Yes, there are some--that lucky few--who seem to be both word and story people at the same time. But unless you're with that writer at every step of the process, you can't be sure she hasn't gone back--maybe several times--and inserted what she failed to include in the first "off the top of her head" draft.

Because successful fiction needs both.

I think of words and story as the music and lyrics of fiction. A successful book isn't just beautiful words strung together--there's going to be some action and dialogue. Nor is it all action and dialogue without a few instances of description so the reader knows where she is and who's at bat.

If you're an as-yet-unpublished writer, maybe it's because--if you're a word person, you have too many beautiful words strung together and not enough action and dialogue. Or, if you're a story person, you have plenty of action and conversation but not enough description to let the reader know those five questions every journalist is taught: who, what, when, why and where. Both music and lyrics are necessary to produce a song you walk out of the theater singing, and both words and story are necessary to write a novel you won't soon forget.

The question becomes: How do word people or story people "cross over?" How can a word person learn to tell a better story. How can a story person learn to use language more effectively? First, of course, you must be aware of the type of writer you are. Surprising to me, there are many beginning writers who seem unaware of this distinction.
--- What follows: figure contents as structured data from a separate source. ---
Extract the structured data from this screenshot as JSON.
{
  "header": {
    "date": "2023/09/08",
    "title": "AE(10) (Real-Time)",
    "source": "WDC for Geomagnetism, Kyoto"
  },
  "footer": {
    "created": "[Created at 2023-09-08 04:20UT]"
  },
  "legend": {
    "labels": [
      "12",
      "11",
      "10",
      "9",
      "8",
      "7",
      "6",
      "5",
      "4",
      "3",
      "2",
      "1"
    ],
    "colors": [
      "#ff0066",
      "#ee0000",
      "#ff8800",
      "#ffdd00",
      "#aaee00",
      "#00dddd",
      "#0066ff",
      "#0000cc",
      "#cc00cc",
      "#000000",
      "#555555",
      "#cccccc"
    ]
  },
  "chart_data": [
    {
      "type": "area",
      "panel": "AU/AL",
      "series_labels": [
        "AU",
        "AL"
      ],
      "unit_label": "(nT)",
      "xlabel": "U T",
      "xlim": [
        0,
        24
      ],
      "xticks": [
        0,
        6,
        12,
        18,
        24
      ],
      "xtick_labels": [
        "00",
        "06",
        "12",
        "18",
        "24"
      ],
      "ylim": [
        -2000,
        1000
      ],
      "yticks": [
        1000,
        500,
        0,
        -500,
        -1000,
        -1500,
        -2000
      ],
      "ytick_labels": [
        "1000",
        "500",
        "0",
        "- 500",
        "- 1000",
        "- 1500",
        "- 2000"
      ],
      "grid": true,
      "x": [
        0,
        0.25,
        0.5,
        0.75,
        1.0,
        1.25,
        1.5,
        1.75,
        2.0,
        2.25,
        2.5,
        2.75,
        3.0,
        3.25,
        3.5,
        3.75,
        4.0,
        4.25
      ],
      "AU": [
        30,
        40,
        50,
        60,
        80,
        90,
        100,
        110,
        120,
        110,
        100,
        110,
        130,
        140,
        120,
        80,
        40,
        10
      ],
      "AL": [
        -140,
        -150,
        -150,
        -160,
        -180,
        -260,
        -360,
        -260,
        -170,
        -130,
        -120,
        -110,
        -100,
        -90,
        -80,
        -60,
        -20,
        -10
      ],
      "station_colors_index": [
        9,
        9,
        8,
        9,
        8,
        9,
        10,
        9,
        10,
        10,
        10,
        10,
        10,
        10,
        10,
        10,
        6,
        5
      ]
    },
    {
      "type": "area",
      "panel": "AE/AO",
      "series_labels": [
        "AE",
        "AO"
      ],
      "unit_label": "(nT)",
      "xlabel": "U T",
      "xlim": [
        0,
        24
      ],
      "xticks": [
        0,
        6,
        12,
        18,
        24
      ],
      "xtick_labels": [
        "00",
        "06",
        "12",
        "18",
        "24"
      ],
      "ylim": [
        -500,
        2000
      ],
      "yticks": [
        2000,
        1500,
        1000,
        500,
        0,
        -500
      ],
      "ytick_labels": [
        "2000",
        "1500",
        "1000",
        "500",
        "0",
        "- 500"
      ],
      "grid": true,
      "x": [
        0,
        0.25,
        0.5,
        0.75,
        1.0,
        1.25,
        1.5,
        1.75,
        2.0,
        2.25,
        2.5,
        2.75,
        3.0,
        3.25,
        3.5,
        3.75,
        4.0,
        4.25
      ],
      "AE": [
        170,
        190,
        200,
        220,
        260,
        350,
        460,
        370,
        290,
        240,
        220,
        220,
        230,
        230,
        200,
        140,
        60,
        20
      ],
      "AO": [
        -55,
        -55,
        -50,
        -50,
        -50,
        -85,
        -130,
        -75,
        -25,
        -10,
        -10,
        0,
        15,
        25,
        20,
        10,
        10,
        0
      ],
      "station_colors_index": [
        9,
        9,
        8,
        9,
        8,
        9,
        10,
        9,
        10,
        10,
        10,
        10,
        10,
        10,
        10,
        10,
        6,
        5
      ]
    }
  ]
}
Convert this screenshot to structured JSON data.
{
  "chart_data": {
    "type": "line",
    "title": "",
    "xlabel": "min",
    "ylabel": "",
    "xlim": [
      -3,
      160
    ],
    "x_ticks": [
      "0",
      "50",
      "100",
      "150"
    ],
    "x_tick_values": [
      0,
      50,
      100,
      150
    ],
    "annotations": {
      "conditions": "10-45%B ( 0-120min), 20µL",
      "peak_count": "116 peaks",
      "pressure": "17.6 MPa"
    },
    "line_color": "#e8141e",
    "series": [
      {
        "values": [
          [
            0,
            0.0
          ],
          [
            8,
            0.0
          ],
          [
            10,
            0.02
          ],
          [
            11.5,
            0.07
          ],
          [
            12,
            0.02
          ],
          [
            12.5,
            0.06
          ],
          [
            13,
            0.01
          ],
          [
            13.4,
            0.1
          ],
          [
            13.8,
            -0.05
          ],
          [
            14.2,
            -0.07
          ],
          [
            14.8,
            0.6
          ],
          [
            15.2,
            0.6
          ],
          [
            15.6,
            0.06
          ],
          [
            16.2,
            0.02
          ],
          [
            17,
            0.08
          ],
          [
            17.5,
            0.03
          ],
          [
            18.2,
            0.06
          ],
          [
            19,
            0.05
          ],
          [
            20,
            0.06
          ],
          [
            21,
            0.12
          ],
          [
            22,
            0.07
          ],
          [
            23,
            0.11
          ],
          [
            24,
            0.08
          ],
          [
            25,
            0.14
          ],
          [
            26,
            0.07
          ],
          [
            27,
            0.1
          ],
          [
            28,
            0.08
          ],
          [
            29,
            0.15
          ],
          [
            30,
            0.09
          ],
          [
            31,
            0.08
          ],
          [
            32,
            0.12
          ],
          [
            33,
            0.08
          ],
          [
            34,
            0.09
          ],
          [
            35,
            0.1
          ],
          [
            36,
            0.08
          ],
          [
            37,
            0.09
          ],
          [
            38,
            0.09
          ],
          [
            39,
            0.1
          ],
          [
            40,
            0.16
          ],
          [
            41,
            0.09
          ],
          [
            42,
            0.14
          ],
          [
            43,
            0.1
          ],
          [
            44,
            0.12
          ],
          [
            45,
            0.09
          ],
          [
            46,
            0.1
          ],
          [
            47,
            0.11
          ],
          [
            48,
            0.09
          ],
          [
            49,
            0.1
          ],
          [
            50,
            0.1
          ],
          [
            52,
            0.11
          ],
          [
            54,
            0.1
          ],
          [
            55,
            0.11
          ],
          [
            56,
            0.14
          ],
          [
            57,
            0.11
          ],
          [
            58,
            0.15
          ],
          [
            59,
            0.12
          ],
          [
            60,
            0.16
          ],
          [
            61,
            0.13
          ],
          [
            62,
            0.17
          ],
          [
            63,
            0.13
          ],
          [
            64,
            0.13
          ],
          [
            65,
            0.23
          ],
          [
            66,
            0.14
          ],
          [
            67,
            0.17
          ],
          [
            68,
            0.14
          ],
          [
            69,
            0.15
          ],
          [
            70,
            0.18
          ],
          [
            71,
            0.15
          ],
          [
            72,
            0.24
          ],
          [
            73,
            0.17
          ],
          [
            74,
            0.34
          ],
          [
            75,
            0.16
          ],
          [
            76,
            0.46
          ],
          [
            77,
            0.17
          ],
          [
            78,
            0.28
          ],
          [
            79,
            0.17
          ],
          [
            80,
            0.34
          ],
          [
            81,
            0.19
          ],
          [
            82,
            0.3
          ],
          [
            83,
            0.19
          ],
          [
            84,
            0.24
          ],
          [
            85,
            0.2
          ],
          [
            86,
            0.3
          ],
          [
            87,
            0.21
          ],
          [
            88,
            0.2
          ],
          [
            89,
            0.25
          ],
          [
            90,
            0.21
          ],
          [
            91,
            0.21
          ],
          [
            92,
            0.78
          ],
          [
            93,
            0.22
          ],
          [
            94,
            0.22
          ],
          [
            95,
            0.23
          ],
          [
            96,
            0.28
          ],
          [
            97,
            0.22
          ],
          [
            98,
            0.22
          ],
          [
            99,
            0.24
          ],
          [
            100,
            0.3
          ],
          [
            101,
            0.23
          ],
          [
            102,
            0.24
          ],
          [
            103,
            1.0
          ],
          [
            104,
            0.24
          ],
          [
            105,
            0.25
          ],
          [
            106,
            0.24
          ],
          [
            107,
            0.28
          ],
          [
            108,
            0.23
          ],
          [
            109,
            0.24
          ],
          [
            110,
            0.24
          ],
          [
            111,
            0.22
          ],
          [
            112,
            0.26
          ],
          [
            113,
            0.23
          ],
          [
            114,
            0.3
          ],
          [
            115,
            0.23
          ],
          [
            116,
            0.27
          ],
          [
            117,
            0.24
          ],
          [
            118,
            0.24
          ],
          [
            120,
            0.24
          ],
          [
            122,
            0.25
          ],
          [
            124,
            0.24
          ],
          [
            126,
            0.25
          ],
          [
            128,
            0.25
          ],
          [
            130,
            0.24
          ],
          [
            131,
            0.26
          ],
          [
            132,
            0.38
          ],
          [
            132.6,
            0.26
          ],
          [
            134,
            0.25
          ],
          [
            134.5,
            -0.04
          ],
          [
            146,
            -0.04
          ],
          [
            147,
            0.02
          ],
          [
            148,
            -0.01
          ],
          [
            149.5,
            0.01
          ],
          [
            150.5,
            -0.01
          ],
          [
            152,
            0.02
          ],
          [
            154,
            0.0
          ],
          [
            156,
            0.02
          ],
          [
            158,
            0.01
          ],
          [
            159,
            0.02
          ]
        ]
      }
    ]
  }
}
The next step is to adopt some of the habits of the other side.

A. Techniques for the Word person to become a better story-teller:

1. Read and analyze lots of books of the type you want to write. Use colored pencils to determine the percentage of narrative and description compared to action and dialogue.

2. Write out a character analysis and go through your manuscript to see exactly where traits of the main character are revealed. Sometimes they're in your head and not on the page. Add such scenes if necessary.
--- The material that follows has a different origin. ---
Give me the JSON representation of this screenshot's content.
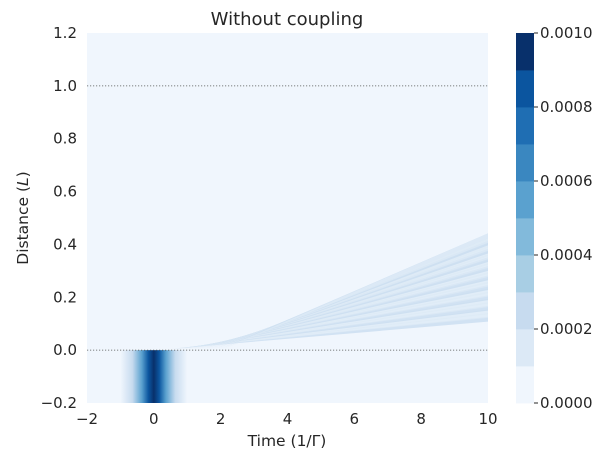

3. Understand the story you want to tell and set up events that take the reader from beginning to end, with logical stops along the way. In a love story, for example, a character does not go from hate to love in one leap. The steps may be: hate, dislike, mild dislike, indifference, understanding, grudging admiration, like, love. Then write scenes that reveal the steps.

4. Don't let your love of language run away with you. Two adjectives before every noun are probably too much. Too many similes or metaphors may call attention to themselves and become annoying. Be creative without being pretentious.

B. Techniques for the Story person to improve narrative skills:

1. Since vivid word pictures may not pop into your head, a thesaurus can help, but be sure the substitute you choose is truly a synonym. Don't write "throat" when you mean "neck."

2. That colored-pencil routine works here as well, or--if you already know it's your weak point--go through the manuscript looking for places where more description is needed.

3. Study the rules for narrative writing. Set the "search" feature on the word processor looking for "was" or "were" which could be turned into more active verbs. Search for sentences beginning with "It" or "There" and try to improve them.

4. Become more observant of the world around you and try to find the telling details that describe what you see. Read good books and stick yellow Post-it notes on pages that have vivid descriptions so you can learn from them.